- Native name: Ιωάννης Ζήσης
- Born: c. 1881 Makri, Phthiotis, Kingdom of Greece
- Died: 9 April 1941 Evros, Kingdom of Greece
- Allegiance: Kingdom of Greece; Second Hellenic Republic;
- Service / branch: Hellenic Army
- Battles / wars: World War II Battle of Greece Battle of the Metaxas Line; ;

= Ioannis Zisis =

Greek Army general

Ioannis Zisis (Ιωάννης Ζήσης, 1881–1941) was a Hellenic Army General during World War II.

He was born in village Makri, near to Makrakomi, Fthiotida.

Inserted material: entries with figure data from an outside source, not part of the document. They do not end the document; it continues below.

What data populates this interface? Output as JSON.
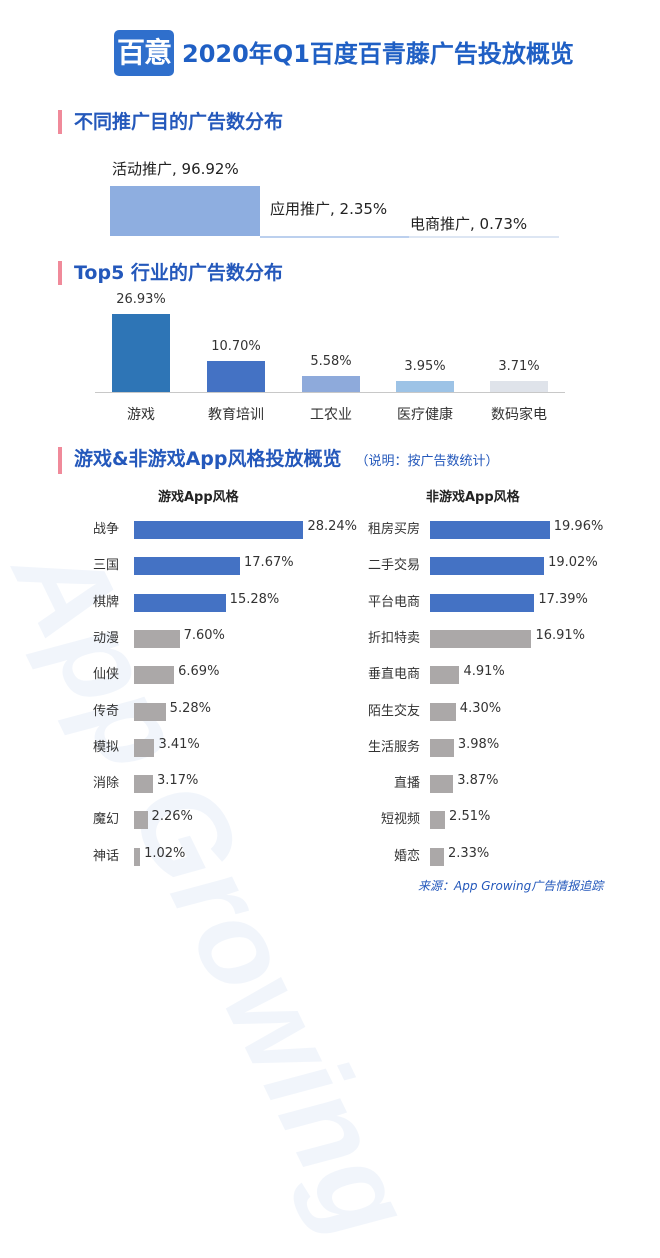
{
  "header": {
    "logo_text": "百意",
    "title": "2020年Q1百度百青藤广告投放概览"
  },
  "watermark": "App Growing",
  "source": "来源：App Growing广告情报追踪",
  "colors": {
    "step1": "#8eaee0",
    "step2": "#bcd0ee",
    "step3": "#dde6f3",
    "top5": [
      "#2e75b6",
      "#4472c4",
      "#8eaadb",
      "#9dc3e6",
      "#dfe3ea"
    ],
    "blue_bar": "#4472c4",
    "gray_bar": "#aba8a8"
  },
  "chart_data": [
    {
      "type": "bar",
      "title": "不同推广目的广告数分布",
      "categories": [
        "活动推广",
        "应用推广",
        "电商推广"
      ],
      "values": [
        96.92,
        2.35,
        0.73
      ],
      "labels": [
        "活动推广, 96.92%",
        "应用推广, 2.35%",
        "电商推广, 0.73%"
      ]
    },
    {
      "type": "bar",
      "title": "Top5 行业的广告数分布",
      "categories": [
        "游戏",
        "教育培训",
        "工农业",
        "医疗健康",
        "数码家电"
      ],
      "values": [
        26.93,
        10.7,
        5.58,
        3.95,
        3.71
      ],
      "labels": [
        "26.93%",
        "10.70%",
        "5.58%",
        "3.95%",
        "3.71%"
      ],
      "ylim": [
        0,
        26.93
      ]
    },
    {
      "type": "bar",
      "title": "游戏&非游戏App风格投放概览",
      "note": "（说明：按广告数统计）",
      "panels": [
        {
          "name": "游戏App风格",
          "categories": [
            "战争",
            "三国",
            "棋牌",
            "动漫",
            "仙侠",
            "传奇",
            "模拟",
            "消除",
            "魔幻",
            "神话"
          ],
          "values": [
            28.24,
            17.67,
            15.28,
            7.6,
            6.69,
            5.28,
            3.41,
            3.17,
            2.26,
            1.02
          ],
          "labels": [
            "28.24%",
            "17.67%",
            "15.28%",
            "7.60%",
            "6.69%",
            "5.28%",
            "3.41%",
            "3.17%",
            "2.26%",
            "1.02%"
          ],
          "highlight_count": 3
        },
        {
          "name": "非游戏App风格",
          "categories": [
            "租房买房",
            "二手交易",
            "平台电商",
            "折扣特卖",
            "垂直电商",
            "陌生交友",
            "生活服务",
            "直播",
            "短视频",
            "婚恋"
          ],
          "values": [
            19.96,
            19.02,
            17.39,
            16.91,
            4.91,
            4.3,
            3.98,
            3.87,
            2.51,
            2.33
          ],
          "labels": [
            "19.96%",
            "19.02%",
            "17.39%",
            "16.91%",
            "4.91%",
            "4.30%",
            "3.98%",
            "3.87%",
            "2.51%",
            "2.33%"
          ],
          "highlight_count": 3
        }
      ]
    }
  ]
}
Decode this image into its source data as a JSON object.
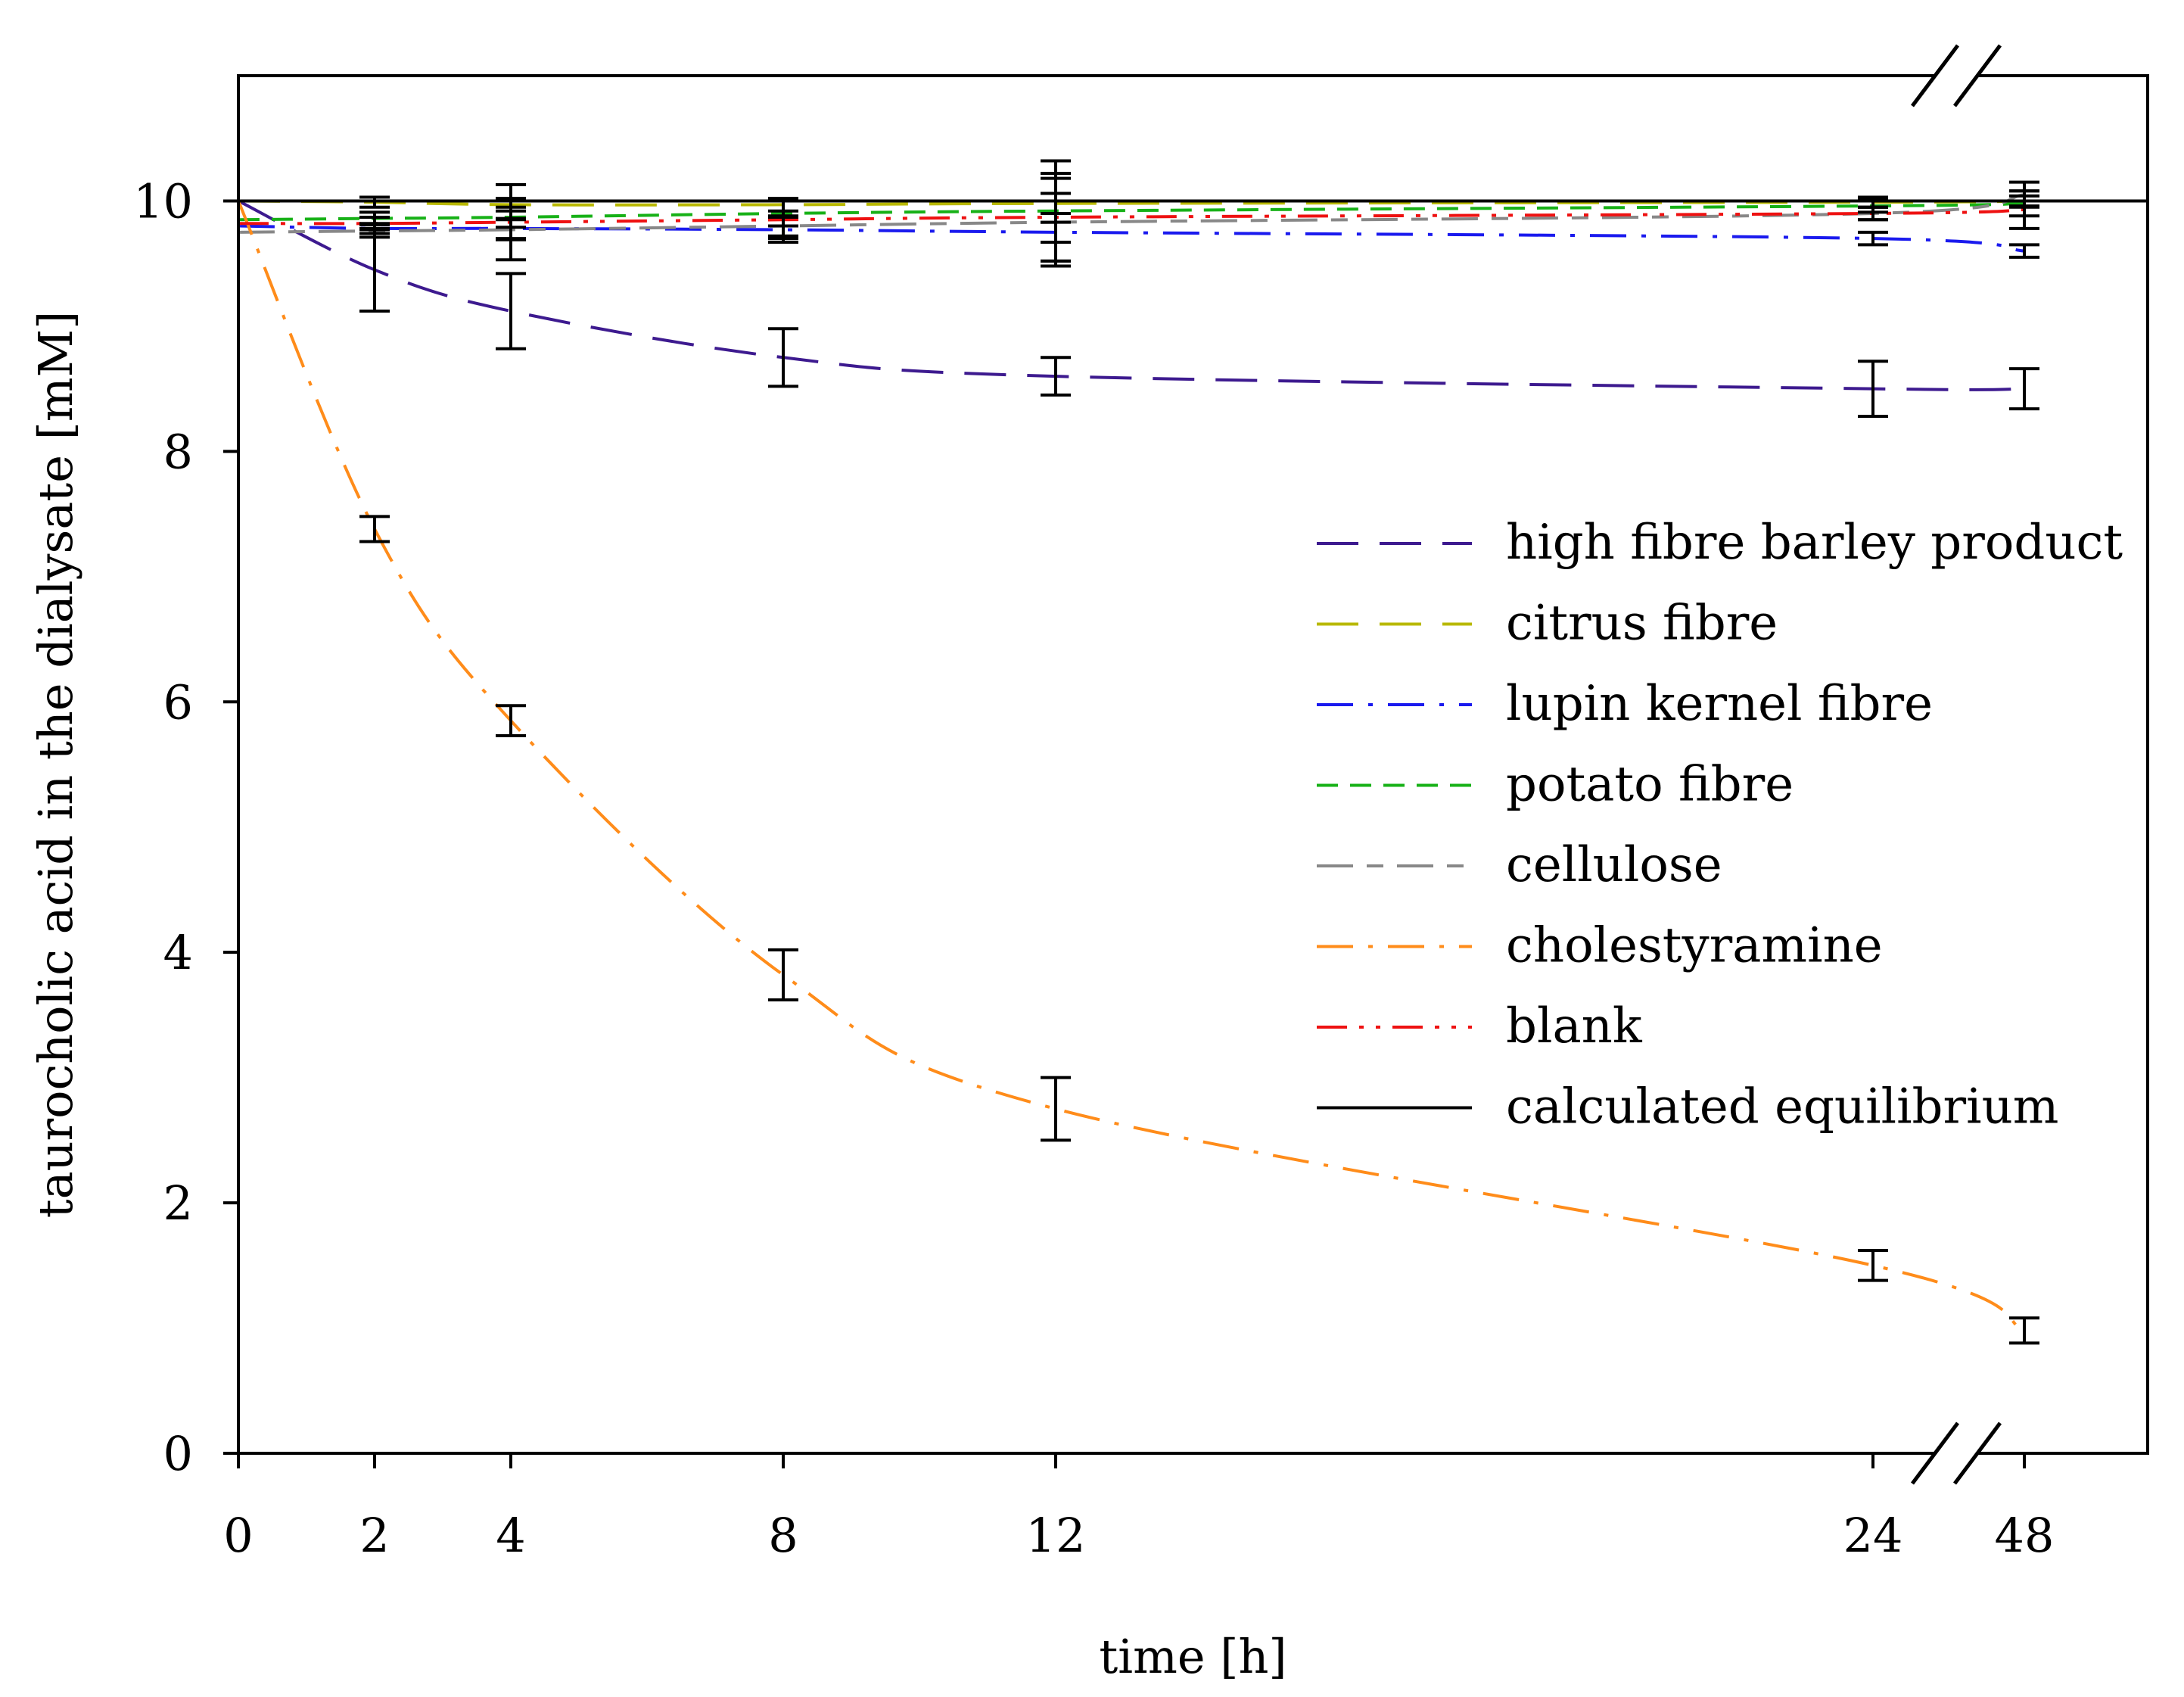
{
  "chart_data": {
    "type": "line",
    "title": "",
    "xlabel": "time [h]",
    "ylabel": "taurocholic acid in the dialysate [mM]",
    "x": [
      0,
      2,
      4,
      8,
      12,
      24,
      48
    ],
    "x_tick_labels": [
      "0",
      "2",
      "4",
      "8",
      "12",
      "24",
      "48"
    ],
    "ylim": [
      0,
      11
    ],
    "y_ticks": [
      0,
      2,
      4,
      6,
      8,
      10
    ],
    "y_tick_labels": [
      "0",
      "2",
      "4",
      "6",
      "8",
      "10"
    ],
    "axis_break": "between 24 and 48",
    "grid": false,
    "legend_position": "right",
    "series": [
      {
        "name": "high fibre barley product",
        "color": "#3d1a8f",
        "dash": "long-dash",
        "values": [
          10.0,
          9.45,
          9.12,
          8.75,
          8.6,
          8.5,
          8.5
        ],
        "errors": [
          0,
          0.33,
          0.3,
          0.23,
          0.15,
          0.22,
          0.16
        ]
      },
      {
        "name": "citrus fibre",
        "color": "#b8b800",
        "dash": "long-dash",
        "values": [
          10.0,
          9.99,
          9.97,
          9.97,
          9.98,
          9.99,
          10.0
        ],
        "errors": [
          0,
          0.04,
          0.05,
          0.05,
          0.08,
          0.04,
          0.04
        ]
      },
      {
        "name": "lupin kernel fibre",
        "color": "#1a1aee",
        "dash": "dash-dot",
        "values": [
          9.8,
          9.78,
          9.78,
          9.77,
          9.75,
          9.7,
          9.6
        ],
        "errors": [
          0,
          0.04,
          0.08,
          0.1,
          0.08,
          0.05,
          0.05
        ]
      },
      {
        "name": "potato fibre",
        "color": "#17b117",
        "dash": "short-dash",
        "values": [
          9.85,
          9.86,
          9.87,
          9.9,
          9.92,
          9.96,
          9.98
        ],
        "errors": [
          0,
          0.05,
          0.08,
          0.1,
          0.4,
          0.05,
          0.1
        ]
      },
      {
        "name": "cellulose",
        "color": "#888888",
        "dash": "long-short-dash",
        "values": [
          9.75,
          9.76,
          9.77,
          9.8,
          9.83,
          9.9,
          10.05
        ],
        "errors": [
          0,
          0.05,
          0.08,
          0.08,
          0.35,
          0.05,
          0.1
        ]
      },
      {
        "name": "cholestyramine",
        "color": "#ff8c1a",
        "dash": "dash-dot",
        "values": [
          10.0,
          7.38,
          5.85,
          3.82,
          2.75,
          1.5,
          0.98
        ],
        "errors": [
          0,
          0.1,
          0.12,
          0.2,
          0.25,
          0.12,
          0.1
        ]
      },
      {
        "name": "blank",
        "color": "#ee1111",
        "dash": "dash-dot-dot",
        "values": [
          9.82,
          9.82,
          9.83,
          9.85,
          9.87,
          9.9,
          9.93
        ],
        "errors": [
          0,
          0.05,
          0.3,
          0.15,
          0.35,
          0.05,
          0.15
        ]
      },
      {
        "name": "calculated equilibrium",
        "color": "#000000",
        "dash": "solid",
        "values": [
          10.0,
          10.0,
          10.0,
          10.0,
          10.0,
          10.0,
          10.0
        ],
        "errors": [
          0,
          0,
          0,
          0,
          0,
          0,
          0
        ]
      }
    ]
  }
}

Prior to and during the German invasion of Greece, Major General Zisis was commander of the Evros Brigade (Ταξιαρχία Έβρου) deployed in Western Thrace and consisting of 2,100 men. In the Battle of Metaxas Line (April 6–9, 1941), the numerically and technically superior German Army invaded Greece from the Bulgarian border. However, the Greek fortifications at Nymfaia, near Komotini were able to provide a two-day resistance against enemy attacks.

After the battle, the retreating Greek soldiers in Western Thrace were ordered by their headquarters to move across the Evros river to Turkey. General Zisis found this turn of events too humiliating and preferred to commit suicide, while his soldiers were disarmed and interned by the Turks.